Sectional Water Tank Installation

- 2015 - In September 2015, Tricel announced the acquisition of CE certified Puraflo and the Platinum range of sewage treatment systems from Bord Na Móna. The purchase includes the assets, rights, trademarks and intellectual property related to the Puraflo and Platinum range. Puraflo is a peat fibre system that is sustainable and uses little to no energy to operate. Tricel has entered into a long-term supply agreement with Bord Na Móna for the supply of the peat fibre which is key to the functioning of the system.
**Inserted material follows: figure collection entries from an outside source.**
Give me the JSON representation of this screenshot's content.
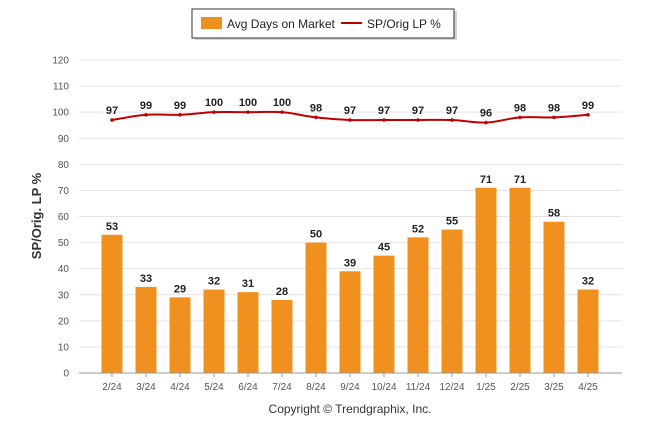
{
  "chart_data": {
    "type": "bar",
    "title": "",
    "xlabel": "",
    "ylabel": "SP/Orig. LP %",
    "ylim": [
      0,
      120
    ],
    "yticks": [
      0,
      10,
      20,
      30,
      40,
      50,
      60,
      70,
      80,
      90,
      100,
      110,
      120
    ],
    "grid": true,
    "legend_position": "top-center",
    "categories": [
      "2/24",
      "3/24",
      "4/24",
      "5/24",
      "6/24",
      "7/24",
      "8/24",
      "9/24",
      "10/24",
      "11/24",
      "12/24",
      "1/25",
      "2/25",
      "3/25",
      "4/25"
    ],
    "series": [
      {
        "name": "Avg Days on Market",
        "type": "bar",
        "color": "#F0901E",
        "values": [
          53,
          33,
          29,
          32,
          31,
          28,
          50,
          39,
          45,
          52,
          55,
          71,
          71,
          58,
          32
        ]
      },
      {
        "name": "SP/Orig LP %",
        "type": "line",
        "color": "#C00000",
        "values": [
          97,
          99,
          99,
          100,
          100,
          100,
          98,
          97,
          97,
          97,
          97,
          96,
          98,
          98,
          99
        ]
      }
    ]
  },
  "footer": {
    "copyright": "Copyright © Trendgraphix, Inc."
  }
}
- 2015 - In October 2015, Tricel announced the acquisition of Finol Oils who are located in Dublin, Ireland. Finol Oil provides lubricant and maintenance products across a wide range of industries including Automotive, Commercial, Agriculture, Construction, Marine, Motorcycle, Industrial and Food manufacturing, further diversifying Tricel's product portfolio.
- 2016 - Fiberglass Supplies (Leeds) Ltd., a specialist fibreglass company, were acquired by Tricel in January 2016. The company is based in West Yorkshire and was founded in the 1970s. The acquisition significantly increased the portfolio of fibreglass products available from Tricel.
- 2016 - In May 2016, Tricel was awarded another Agrément from the French Government. This Agrément refers to the 'Seta' - a compact filter wastewater treatment system which uses coconut hairs to treat wastewater. This Agrément allows Tricel to offer this product in the French market.
- 2017 - In September, Fiberglass Supplies Leeds and Glasplies merged into Tricel Composites (GB) Ltd, and Tricel (Newry) rebranded to Tricel Composites (NI) Ltd. Along with the successful launch of Tricel Composites, the group also acquired Action Pumps Ltd, a UK based company. Ongoing growth throughout the company resulted in over 110 new employees. Tricel also achieved the French Agreement for the Seta Simplex, along with a French Agreement for the Novo pumped system. The company's position in the French market is now firmly secured with the establishment of Tricel Avignon, which is now assembling the full range of Tricel treatment systems and supplying to the French market.
- 2020 Tricel have launched Engineering tools to help in the specification of cold water storage tanks which can be used across a wide selection of industry sectors. Tools developed include a Cold water storage tank capacity calculator to aid calculating the correct water capacity options for different housing types including: Domestic housing, hospitals, hostels, factories, offices, small commercial premises, hotels, guesthouses and schools. The second calculator tool developed for the water storage industry is a water storage tank size calculator to calculate what size tank will be required when entering the volume of water needed to service a building. In May Tricel acquired Associated Pumps in Cork, Associated Pumps are a distributor of Grundfos products.
- 2022 Tricel acquired Biokube in Denmark. This company is focused on the Wastewater market in the Nordic countries.
- 2023 Tricel acquired Edincare Pumps in the UK. The firm provides pumping solutions and services to the water industry.
- 2024 Tricel acquired Magnum Industries Europe Ltd. The firm supplys composite manufacturing equipment.
- 2025 Tricel acquired Lowara Distribution Ireland, an exclusive distributor of Lowara products in the Republic of Ireland.
- 2025 Tricel acquired Rana Miljöteknik. The firm provides Waste Water Solutions and services in Sweden.